Attracting Ruby-throated Hummingbirds to Your Yard !
In search of an adequate food supply to raise a family, thousands of Ruby-throated Hummingbirds migrate from Central America to Michigan during Spring. What does it take to attract these Jewel=like birds to our yard?
Hummingbirds are known to enjoy nectar offered in specialty feeders. Boil one cup of water; add 1/4 cup of sugar; cool and fill the feeder, keeping the extra nectar in the refrigerator. Be patient and keep the foods fresh, replacing them every few days. Be sure to keep your feeders clean, too. You can also plant specific native flowers to attract them. Click here for a list of native plants offered by our friends at Detroit Abloom.

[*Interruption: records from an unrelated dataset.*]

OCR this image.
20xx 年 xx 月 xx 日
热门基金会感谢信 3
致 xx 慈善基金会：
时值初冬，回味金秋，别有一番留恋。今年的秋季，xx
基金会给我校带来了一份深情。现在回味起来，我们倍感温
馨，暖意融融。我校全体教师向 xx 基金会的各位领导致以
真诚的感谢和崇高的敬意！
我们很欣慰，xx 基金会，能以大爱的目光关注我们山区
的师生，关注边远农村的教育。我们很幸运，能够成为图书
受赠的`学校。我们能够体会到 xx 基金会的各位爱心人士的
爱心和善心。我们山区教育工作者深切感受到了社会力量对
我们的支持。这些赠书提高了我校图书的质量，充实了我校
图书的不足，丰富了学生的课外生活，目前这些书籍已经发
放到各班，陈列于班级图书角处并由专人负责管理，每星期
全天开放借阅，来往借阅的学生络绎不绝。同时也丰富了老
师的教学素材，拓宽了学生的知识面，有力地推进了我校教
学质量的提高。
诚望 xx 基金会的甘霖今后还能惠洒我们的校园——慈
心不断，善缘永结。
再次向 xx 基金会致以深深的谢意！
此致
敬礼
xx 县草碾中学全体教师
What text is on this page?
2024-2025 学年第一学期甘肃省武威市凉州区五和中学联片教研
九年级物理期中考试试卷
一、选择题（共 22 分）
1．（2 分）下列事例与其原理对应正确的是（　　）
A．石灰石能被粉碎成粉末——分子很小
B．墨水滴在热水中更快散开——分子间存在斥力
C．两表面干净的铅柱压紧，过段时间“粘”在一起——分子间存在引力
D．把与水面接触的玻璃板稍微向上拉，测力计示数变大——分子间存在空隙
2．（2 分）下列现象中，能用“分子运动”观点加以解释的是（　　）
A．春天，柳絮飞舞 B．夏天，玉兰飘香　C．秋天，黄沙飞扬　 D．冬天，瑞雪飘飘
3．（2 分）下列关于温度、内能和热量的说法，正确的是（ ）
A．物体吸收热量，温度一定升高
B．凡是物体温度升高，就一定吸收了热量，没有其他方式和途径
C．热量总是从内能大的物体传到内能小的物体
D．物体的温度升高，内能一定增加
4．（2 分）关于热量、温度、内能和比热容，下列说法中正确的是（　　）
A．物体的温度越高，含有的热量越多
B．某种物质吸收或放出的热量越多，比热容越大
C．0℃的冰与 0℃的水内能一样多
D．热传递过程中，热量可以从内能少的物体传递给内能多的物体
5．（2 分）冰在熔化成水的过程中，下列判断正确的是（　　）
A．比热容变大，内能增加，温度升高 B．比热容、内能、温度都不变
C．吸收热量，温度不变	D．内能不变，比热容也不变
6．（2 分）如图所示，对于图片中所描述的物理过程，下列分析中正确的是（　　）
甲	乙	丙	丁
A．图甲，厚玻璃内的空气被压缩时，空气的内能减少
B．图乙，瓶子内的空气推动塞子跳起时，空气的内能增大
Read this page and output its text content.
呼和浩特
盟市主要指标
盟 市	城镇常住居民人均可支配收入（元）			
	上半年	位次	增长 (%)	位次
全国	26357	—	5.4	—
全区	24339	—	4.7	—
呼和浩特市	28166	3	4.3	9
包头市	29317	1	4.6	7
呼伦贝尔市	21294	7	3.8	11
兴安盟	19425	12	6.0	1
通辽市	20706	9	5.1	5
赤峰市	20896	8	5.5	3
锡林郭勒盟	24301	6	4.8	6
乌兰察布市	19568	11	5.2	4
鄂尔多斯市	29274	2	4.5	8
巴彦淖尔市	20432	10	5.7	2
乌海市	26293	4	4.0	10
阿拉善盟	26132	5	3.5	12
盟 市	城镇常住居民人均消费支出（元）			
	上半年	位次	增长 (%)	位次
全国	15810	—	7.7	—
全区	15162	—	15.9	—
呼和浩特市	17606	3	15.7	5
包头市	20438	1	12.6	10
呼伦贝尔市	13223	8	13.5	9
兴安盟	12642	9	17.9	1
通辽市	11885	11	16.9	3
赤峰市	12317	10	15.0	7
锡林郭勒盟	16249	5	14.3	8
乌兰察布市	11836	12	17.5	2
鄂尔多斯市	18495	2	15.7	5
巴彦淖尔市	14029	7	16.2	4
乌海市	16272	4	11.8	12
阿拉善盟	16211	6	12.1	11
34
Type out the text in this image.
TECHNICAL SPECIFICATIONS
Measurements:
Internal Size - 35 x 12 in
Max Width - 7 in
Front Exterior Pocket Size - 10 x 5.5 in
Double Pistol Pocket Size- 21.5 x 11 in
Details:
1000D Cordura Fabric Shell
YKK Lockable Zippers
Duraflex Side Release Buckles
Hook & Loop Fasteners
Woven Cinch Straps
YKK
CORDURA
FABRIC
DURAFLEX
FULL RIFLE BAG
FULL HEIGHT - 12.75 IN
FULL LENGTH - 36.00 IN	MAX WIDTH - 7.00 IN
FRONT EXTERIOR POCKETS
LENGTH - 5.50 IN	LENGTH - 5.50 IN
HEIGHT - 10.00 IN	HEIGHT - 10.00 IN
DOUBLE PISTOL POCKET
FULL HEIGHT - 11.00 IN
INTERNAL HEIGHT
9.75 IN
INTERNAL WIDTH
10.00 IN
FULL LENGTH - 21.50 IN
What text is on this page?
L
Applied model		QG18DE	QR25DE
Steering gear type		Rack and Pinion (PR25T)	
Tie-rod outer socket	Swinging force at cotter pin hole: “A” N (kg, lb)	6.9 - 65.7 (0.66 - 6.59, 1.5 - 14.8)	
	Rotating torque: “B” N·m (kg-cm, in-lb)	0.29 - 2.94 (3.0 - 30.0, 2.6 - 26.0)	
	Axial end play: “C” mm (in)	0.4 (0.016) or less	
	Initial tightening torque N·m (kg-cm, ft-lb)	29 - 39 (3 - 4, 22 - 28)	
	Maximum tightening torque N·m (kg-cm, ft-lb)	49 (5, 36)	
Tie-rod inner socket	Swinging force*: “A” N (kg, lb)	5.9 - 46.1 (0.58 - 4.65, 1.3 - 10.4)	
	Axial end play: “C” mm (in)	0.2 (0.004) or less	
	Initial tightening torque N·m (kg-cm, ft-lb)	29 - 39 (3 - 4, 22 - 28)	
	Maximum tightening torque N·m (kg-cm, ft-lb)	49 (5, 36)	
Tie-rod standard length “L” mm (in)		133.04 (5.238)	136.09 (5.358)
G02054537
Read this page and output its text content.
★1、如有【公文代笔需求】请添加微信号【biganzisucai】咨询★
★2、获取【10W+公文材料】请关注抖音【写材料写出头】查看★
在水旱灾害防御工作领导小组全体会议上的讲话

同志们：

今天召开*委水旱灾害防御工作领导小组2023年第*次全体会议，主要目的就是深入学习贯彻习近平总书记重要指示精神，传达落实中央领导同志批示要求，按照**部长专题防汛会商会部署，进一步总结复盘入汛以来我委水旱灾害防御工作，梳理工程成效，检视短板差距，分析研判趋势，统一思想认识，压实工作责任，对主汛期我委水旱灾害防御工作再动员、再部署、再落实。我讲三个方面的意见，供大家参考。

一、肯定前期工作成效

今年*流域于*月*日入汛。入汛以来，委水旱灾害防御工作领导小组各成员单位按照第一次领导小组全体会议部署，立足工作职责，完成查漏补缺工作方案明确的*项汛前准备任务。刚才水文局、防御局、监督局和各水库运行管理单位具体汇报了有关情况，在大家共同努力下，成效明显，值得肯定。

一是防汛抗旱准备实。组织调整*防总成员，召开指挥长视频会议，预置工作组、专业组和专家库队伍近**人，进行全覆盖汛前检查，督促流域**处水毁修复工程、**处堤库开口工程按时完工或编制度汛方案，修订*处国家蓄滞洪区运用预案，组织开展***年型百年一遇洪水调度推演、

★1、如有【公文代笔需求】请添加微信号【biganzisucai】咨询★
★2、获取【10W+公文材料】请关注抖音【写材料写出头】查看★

Read Rosann's blog for more information about attracting Ruby-throated Hummingbirds.
Fun Facts about Ruby-throated Hummingbirds
- Hummingbirds weigh 1/10th of an ounce; about the weight of a penny.
- Hummingbirds have such underdeveloped legs that they are unable to walk.
- Hummingbirds generally lay 2 eggs about the size of a blueberry.
- Ruby-throated Hummingbirds have one of the highest nesting success rates of any Neotropical migrant.
- Ruby-throated Hummingbirds will have two broods, each taking 45 days from nest construction to fledging.
- Hummingbirds use spider webs as glue to attach the nest to a tree branch as well as a binding agent for the building materials. The nest is about the size of a golf ball; around 1 ½ inches in diameter.
- Hummingbirds eat about every 10 minutes.
- Hummingbirds lap up nectar with their long tongues. There is a groove on either side of the tongue that creates a capillary action to help draw the nectar up the tongue and into the mouth during the lapping action.
- Hummingbirds can extend their tongue approximately a distance equal to the length of their bill. While lapping up nectar, Hummingbirds can move their tongues in and out of their bill at a rate of up to 12 times a second.
- They eat insects and insect eggs on the ground and in trees. They love spiders and spider eggs. They use their bill and not their tongue to catch insects.
- Hummers avoid deep water, but will bathe in shallow pools or dishes, and love to take showers in sprinklers and misters.